OLBERMANN: Could this report, or report of a report -- since he doesn’t have anything on this yet other than his allegation -- could it possibly put some muscle, some steam behind the truth commission that Senator Leahy is calling for, but a truth commission that would allow for the necessity of prosecutions? Because if this is true, you have to prosecute this, there’s no way around this.

FINEMAN: Yes. This would be even beyond the -- be beyond the powers, I think, of the commission of inquiry that Senator Patrick Leahy is talking about. I talked with one of his aides a little earlier, their point of view is, basically, look, not that many people have signed on to Senator Leahy’s call for a commission of inquiry, but one other shoe-dropping, one other big proven, you know, strong allegation and members of the Senate are going come running to Leahy to sign on. This could be that thing depending on how much it pans out.
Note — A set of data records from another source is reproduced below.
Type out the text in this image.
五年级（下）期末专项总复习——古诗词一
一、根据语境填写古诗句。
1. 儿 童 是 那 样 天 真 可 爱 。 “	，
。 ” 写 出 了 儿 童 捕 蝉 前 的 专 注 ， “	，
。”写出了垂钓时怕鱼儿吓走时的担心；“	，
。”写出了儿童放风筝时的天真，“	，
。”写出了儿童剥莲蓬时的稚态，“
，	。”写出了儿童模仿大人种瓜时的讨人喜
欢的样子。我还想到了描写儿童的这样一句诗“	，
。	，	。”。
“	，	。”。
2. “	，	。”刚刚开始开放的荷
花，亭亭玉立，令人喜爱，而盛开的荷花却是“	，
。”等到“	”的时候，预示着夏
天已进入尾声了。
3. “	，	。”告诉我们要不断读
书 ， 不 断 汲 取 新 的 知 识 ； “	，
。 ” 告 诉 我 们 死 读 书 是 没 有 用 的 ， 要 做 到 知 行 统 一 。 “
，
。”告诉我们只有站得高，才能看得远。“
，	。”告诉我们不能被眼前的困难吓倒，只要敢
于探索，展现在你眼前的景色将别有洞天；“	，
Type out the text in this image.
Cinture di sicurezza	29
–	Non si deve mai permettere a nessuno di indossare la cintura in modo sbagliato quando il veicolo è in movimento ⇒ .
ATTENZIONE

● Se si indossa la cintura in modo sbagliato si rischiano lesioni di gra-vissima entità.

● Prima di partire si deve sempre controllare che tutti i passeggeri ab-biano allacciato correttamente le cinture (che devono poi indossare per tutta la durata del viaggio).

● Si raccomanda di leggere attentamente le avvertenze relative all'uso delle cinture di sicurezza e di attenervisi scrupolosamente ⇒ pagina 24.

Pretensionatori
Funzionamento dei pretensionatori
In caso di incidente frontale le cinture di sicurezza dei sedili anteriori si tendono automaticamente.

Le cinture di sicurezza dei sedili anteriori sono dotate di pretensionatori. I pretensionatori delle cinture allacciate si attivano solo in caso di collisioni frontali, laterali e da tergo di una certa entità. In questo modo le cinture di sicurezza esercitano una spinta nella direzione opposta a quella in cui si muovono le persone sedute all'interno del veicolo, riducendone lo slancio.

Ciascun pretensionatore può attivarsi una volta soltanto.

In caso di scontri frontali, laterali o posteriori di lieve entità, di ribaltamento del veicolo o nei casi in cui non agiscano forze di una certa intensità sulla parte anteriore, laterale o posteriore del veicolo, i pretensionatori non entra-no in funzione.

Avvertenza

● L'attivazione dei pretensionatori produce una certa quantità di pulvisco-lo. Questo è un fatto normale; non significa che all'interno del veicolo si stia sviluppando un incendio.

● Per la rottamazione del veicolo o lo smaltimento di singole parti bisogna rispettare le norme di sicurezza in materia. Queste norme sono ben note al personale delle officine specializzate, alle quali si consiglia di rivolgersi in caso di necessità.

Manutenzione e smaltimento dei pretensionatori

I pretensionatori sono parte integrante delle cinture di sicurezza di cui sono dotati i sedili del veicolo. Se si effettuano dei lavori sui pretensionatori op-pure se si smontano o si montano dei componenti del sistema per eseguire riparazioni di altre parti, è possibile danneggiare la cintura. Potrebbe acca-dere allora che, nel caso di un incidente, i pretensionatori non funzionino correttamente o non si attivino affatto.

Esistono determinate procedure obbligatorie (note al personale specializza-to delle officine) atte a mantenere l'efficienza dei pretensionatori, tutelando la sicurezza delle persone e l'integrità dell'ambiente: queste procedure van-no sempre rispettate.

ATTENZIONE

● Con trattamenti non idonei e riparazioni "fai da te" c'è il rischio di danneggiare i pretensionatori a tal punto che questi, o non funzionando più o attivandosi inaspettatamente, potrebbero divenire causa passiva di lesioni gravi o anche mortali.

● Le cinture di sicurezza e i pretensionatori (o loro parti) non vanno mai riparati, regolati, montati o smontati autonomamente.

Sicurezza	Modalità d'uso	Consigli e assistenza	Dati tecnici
I checked with Senator Russ Feingold’s office, he would be one of the people out there pounding on his desk on the Senate floor. He hasn’t done it yet. I think people want to look and see what Sy Hersh has around this topic. But one more really strong series of allegations like those OLS, you know, those Justice Department memos that came out the other week, another one like that, I think, you are going to see a lot of senators wanting to join Senator Leahy’s side on this.

This kind of allegation isn't entirely new to Fineman: He tenderly worked to associate Republicans with Oklahoma City bomber Timothy McVeigh on May 8, 1995: "the Oklahoma bombing has illuminated a once dark landscape much farther afield: a radical fringe of militant gun owners, 'hate radio' talk-show hosts, racial extremists, and religious cultists. Their numbers are small -- and their GOP ties tenuous at best. But their fervor is influential at the grass roots Republicans call their own."